The company’s next dividend payment will be A $ 0.12 per share, and over the past 12 months the company has paid a total of A $ 0.24 per share. Based on the value of last year’s payouts, Virtus Health has a sliding 4.1% return on the current share price of AU $ 5.8. We love to see companies pay a dividend, but it’s also important to make sure that laying the golden eggs doesn’t kill our goose that lays the golden eggs! You have to see if the dividend is covered by profits and if it increases.
Check out our latest review for Virtus Health
Dividends are generally paid out of company profits. If a company pays more dividends than it made a profit, then the dividend could be unsustainable. Virtus Health paid a comfortable 45% of its profit last year. Yet cash flow is still more important than earnings in valuing a dividend, so we need to see if the company has generated enough cash to pay for its distribution. It distributed 38% of its free cash flow in the form of dividends, a comfortable level of distribution for most companies.
It is encouraging to see that the dividend is covered by both earnings and cash flow. This usually suggests that the dividend is sustainable, as long as profits don’t drop sharply.
Click here to view the company’s payout ratio, as well as analysts’ estimates of its future dividends.
Have profits and dividends increased?
Stocks of companies that generate sustainable earnings growth often offer the best dividend prospects because it’s easier to raise the dividend when earnings rise. Investors love dividends, so if earnings fall and the dividend is reduced, expect a stock to be sold massively at the same time. That’s why it’s a relief to see Virtus Health’s earnings per share grow 4.2% per year over the past five years. Recent growth has not been impressive. However, companies that see their growth slowing can often choose to pay a higher percentage of their profits to shareholders, which could see the dividend continue to rise.
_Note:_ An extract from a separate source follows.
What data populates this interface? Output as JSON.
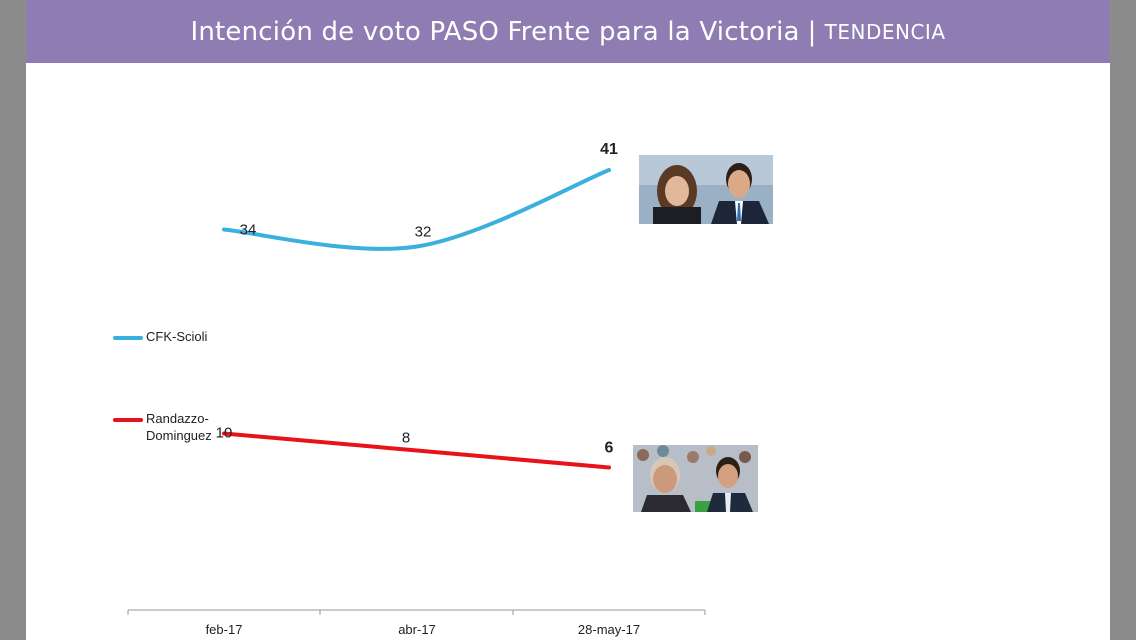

Many investors will assess a company’s dividend yield by evaluating how much dividend payments have changed over time. It appears that Virtus Health’s dividends are largely the same as they were eight years ago.
The bottom line
Is Virtus Health an attractive dividend-paying stock, or rather left on the shelf? Earnings per share have grown moderately and Virtus Health is paying less than half of its earnings and cash flow as dividends, which is an attractive combination as it suggests the company is investing in growth. It might be nice to see profits rise faster, but Virtus Health is careful with its dividend payouts and could still perform reasonably well in the long term. Virtus Health looks solid on this analysis overall, and we would definitely consider taking a closer look.
With this in mind, an essential part of in-depth stock research is being aware of the risks stocks currently face. To help you, we have discovered 4 warning signs for Virtus Health which you should know before investing in their stocks.
However, we don’t recommend simply buying the first dividend stock you see. Here is a list of interesting dividend paying stocks with a yield above 2% and a dividend coming soon.
This Simply Wall St article is general in nature. We provide commentary based on historical data and analyst forecasts using only unbiased methodology and our articles are not intended to be financial advice. It does not constitute a recommendation to buy or sell shares and does not take into account your goals or your financial situation. Our aim is to bring you long-term, targeted analysis based on fundamental data. Note that our analysis may not take into account the latest announcements from price sensitive companies or qualitative material. Simply Wall St has no position in any of the stocks mentioned.